文化の神学8

 文化の神学というテーマで連載を行っているが、前回から、議論は「音楽」へ進んできた。
 まず、「キリスト教と音楽」をキリスト教思想として論じる上で、留意すべきは、次の3点である。

・宗教、特にキリスト教と音楽とは、緊密な関わりにある。儀礼・典礼。
・宗教音楽と世俗音楽(宗教と文化)。宗教から文化へ。
・時代、地域、教派における多様性。

 この内、2番目の「宗教音楽」から「世俗音楽」への展開は、「宗教と文化」について考える上で、まさに注目すべきものであり、多くの事例に即して検討すべきものである。
 今回は、アメリカから黒人神学に関わる事例を取り上げたい。使用するのは、次の文献である。

ジェイムズ・H・コーン
『黒人霊歌とブルース──アメリカ黒人の信仰と神学』
新教出版社。

 コーンは、霊歌(スピリチュアル)とブルースとの関係について、次のように論じている。
 以下、抜粋。

「黒人が生き残っていくためのたたかいの中で発揮する歌の力──これが黒人霊歌とブルースの本質である。・・・黒人音楽は存在確認と生存にとって不可欠のものであった」(12)、
「日曜日は彼らの存在の抑圧感情を発散する時であった」(13)、「黒人音楽は理解される前に、まず生きられねばならない。」(16)
「サーマンによれば、黒人霊歌は彼らの存在を除去しようとしている社会において存在しようとしている奴隷の決意表明である」、「黒人奴隷のひとかど性(somebodiness)の強調であった。」(35)
「黒人宗教の本質を示すものは黒人霊歌である。それは、「恐るべき艱難」の直中で自由であろうと努めた経験を示している。
おお自由よ、自由よ、自由よ、
わたしはお前が好きだ!
わたしは奴隷になる前に
むしろ墓にほうむられよう、
そして主のみもとに行って自由になろう。」(56)
「奴隷制からの被抑圧者の神的解放が、黒人霊歌における中心的神学概念である。
・・・
ああ、メリーよ、もう泣くな、嘆くな、
ああ、メリーよ、もう泣くな、嘆くな、
パロの軍勢は溺れてしまった、
だからメリーよ、もう泣くな。」(64)

「ブルースは、黒人的経験の「世俗的」次元を描写している。・・・ブルースは黒人的生となまのこの世、そして極度の抑圧状況の中で生き抜こうとしている底力についての歌である。」(180)
「ブルースの起源」「多分それは十九世紀末に形成されはじめたであろうというのが、たいていの専門家たちの一致した意見である。しかしながら、ブルースの精神とそのルーツを奴隷制時代、あるいは遠くアフリカにまでたどることができる。」(181)
「これらの二つの間にはなお重要な区別がある。霊歌は奴隷歌であって、南北戦争以前の歴史的現実を取り扱っている。・・・だが、ブルースは、・・・その意識は本質的に南北戦争以後のものである。それは、奴隷解放、南部再建期、および人種隔離法等から産み出された諸経験を反映している。・・・霊歌が集団の歌であったのとは対照的に、ブルースはまったく人格的であり個人的である。」(186)

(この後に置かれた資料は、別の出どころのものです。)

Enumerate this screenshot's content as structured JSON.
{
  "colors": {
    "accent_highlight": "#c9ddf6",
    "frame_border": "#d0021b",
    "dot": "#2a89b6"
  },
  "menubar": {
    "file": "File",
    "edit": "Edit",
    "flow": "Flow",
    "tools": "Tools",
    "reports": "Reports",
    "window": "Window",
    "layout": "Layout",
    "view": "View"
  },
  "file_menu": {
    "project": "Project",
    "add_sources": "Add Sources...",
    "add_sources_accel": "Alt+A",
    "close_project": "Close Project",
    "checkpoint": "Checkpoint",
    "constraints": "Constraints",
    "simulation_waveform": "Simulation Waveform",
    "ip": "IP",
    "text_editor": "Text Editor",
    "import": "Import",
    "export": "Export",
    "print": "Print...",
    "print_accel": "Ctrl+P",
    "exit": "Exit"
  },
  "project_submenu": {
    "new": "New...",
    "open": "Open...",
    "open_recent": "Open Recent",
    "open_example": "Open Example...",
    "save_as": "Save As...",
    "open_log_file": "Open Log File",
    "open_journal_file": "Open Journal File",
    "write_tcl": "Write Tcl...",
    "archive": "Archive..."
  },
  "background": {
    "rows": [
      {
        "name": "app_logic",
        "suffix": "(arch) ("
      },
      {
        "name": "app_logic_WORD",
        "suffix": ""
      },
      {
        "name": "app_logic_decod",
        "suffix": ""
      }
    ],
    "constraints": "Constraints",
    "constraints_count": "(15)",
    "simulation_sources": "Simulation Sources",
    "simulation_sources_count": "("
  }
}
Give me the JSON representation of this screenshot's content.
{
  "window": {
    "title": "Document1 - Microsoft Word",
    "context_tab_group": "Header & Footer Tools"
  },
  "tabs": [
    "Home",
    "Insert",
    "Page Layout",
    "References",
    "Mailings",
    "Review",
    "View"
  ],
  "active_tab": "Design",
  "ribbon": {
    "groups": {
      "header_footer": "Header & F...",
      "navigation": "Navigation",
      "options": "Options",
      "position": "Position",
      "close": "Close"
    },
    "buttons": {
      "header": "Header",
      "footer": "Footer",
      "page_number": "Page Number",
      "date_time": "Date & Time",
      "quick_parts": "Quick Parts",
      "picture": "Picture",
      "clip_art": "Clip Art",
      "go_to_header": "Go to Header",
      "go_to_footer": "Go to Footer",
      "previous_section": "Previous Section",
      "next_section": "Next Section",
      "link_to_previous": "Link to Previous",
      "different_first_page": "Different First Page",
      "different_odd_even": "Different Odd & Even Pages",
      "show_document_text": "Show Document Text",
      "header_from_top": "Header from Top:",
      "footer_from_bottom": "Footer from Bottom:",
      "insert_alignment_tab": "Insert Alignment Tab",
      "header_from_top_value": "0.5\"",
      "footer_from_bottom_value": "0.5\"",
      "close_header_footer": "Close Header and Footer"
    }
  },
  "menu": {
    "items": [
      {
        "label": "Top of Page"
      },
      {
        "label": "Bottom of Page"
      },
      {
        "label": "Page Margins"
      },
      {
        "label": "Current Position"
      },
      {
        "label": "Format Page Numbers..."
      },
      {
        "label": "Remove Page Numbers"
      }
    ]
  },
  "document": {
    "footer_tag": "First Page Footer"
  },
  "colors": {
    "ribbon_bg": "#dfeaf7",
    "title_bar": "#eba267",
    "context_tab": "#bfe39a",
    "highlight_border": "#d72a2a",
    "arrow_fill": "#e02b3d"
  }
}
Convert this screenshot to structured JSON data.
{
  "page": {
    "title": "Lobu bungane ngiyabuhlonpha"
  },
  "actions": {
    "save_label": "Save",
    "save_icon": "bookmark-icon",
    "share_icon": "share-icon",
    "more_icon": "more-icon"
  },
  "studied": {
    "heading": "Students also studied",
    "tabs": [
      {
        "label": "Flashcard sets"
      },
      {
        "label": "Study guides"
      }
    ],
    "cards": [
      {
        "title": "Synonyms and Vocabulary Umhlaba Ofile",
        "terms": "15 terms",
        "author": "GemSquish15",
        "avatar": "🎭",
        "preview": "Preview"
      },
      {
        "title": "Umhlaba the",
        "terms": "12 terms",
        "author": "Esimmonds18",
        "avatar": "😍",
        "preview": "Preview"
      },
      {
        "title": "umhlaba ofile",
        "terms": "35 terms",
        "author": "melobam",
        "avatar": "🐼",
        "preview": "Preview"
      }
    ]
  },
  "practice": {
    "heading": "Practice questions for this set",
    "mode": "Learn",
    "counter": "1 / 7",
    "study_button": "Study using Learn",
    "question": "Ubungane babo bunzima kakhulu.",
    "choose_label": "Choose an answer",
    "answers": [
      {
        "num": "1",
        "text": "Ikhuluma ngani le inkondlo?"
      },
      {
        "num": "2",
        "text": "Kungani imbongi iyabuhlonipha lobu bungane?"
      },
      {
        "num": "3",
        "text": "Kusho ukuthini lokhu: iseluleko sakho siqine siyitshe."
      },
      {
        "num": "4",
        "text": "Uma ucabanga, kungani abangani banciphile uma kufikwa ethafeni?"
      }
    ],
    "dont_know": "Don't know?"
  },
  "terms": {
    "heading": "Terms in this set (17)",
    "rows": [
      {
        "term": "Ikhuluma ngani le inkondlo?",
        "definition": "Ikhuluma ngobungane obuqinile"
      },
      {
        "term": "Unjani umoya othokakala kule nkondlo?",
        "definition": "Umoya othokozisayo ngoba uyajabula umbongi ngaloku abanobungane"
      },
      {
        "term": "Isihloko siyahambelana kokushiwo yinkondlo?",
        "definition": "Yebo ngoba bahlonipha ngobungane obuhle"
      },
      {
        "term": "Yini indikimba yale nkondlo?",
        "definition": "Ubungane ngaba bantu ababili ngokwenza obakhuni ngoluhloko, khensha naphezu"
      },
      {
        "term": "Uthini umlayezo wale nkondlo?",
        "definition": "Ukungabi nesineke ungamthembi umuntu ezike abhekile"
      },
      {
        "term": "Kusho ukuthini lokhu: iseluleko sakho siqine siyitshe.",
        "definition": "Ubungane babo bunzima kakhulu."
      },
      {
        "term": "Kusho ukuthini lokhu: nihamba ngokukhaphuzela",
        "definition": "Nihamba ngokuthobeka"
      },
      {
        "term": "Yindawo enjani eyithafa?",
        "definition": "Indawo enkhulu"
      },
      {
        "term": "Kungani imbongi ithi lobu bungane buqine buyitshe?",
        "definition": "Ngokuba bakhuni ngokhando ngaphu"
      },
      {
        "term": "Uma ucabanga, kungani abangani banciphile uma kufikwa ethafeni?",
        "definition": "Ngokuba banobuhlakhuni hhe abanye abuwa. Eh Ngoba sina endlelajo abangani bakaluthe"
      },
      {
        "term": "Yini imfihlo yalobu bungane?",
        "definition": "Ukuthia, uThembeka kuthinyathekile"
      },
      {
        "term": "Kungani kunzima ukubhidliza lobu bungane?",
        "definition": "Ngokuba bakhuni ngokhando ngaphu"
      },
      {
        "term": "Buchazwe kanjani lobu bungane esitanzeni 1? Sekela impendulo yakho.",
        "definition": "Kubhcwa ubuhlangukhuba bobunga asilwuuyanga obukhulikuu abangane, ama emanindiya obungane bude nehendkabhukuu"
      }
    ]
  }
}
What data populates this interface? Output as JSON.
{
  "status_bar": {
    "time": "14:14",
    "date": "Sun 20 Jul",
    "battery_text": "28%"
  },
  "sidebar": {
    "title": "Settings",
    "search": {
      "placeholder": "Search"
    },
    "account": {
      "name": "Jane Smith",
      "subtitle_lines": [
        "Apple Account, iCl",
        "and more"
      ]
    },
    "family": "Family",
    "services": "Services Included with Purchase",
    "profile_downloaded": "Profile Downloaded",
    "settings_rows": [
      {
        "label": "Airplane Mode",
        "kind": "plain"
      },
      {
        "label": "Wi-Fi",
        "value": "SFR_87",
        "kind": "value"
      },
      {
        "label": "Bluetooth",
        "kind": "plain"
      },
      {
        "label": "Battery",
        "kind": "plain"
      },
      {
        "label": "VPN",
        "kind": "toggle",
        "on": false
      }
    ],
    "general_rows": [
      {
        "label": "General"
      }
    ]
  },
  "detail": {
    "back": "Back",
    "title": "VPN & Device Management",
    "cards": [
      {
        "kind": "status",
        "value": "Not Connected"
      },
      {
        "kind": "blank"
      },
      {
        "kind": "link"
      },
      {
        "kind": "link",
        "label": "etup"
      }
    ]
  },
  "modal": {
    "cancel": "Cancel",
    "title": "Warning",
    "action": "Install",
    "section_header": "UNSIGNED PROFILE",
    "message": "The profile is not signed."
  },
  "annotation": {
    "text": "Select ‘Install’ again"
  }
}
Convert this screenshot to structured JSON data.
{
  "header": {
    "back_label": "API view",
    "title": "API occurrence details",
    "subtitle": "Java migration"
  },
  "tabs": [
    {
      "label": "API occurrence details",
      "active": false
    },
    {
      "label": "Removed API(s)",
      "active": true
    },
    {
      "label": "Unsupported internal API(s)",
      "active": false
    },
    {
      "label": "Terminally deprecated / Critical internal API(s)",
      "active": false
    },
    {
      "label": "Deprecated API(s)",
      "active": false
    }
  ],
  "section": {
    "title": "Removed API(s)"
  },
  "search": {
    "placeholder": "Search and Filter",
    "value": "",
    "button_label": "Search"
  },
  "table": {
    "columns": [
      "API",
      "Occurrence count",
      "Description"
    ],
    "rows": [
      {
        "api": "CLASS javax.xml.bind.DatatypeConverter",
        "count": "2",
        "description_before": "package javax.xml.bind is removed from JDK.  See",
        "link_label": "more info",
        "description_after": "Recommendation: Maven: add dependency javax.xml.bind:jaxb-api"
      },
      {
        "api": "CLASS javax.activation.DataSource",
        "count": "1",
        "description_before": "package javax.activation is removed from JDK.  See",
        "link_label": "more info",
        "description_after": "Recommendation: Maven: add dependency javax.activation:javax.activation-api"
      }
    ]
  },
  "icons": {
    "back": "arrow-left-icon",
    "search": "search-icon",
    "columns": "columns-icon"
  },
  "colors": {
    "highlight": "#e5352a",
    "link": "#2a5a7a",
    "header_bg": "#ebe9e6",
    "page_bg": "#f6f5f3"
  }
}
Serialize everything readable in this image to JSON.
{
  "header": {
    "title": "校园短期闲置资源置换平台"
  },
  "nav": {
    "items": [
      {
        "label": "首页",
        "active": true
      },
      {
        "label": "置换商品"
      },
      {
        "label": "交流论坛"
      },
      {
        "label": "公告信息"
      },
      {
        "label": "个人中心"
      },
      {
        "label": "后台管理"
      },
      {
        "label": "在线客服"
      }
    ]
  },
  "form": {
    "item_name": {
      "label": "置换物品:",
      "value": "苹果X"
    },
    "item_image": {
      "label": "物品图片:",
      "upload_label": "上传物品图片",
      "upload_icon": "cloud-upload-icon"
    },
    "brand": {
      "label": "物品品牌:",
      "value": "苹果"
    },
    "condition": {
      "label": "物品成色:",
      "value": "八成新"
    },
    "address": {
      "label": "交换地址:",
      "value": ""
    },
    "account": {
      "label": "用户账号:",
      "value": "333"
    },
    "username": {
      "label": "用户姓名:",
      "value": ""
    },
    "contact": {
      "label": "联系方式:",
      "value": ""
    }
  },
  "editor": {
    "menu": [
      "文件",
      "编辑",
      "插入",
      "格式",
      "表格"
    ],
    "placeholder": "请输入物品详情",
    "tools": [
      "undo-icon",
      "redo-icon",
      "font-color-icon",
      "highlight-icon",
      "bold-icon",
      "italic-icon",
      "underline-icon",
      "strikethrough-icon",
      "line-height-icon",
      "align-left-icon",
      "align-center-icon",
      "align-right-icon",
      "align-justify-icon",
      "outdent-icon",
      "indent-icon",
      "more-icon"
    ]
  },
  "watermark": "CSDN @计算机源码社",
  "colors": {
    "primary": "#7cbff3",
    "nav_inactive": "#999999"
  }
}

 前半は、スピリチュアルとブルースの共通性であり、後半は両者の差異性である。宗教と文化との関わりは、まさにこうしたものであり、音楽には、その多くの実例を見いだすことができる。このアメリカの事例は、一方で、アメリカに特殊なものであるが、他方で、音楽はその特殊な起源を超えて普遍化する力を有している。ここに音楽の論じるポイントがある。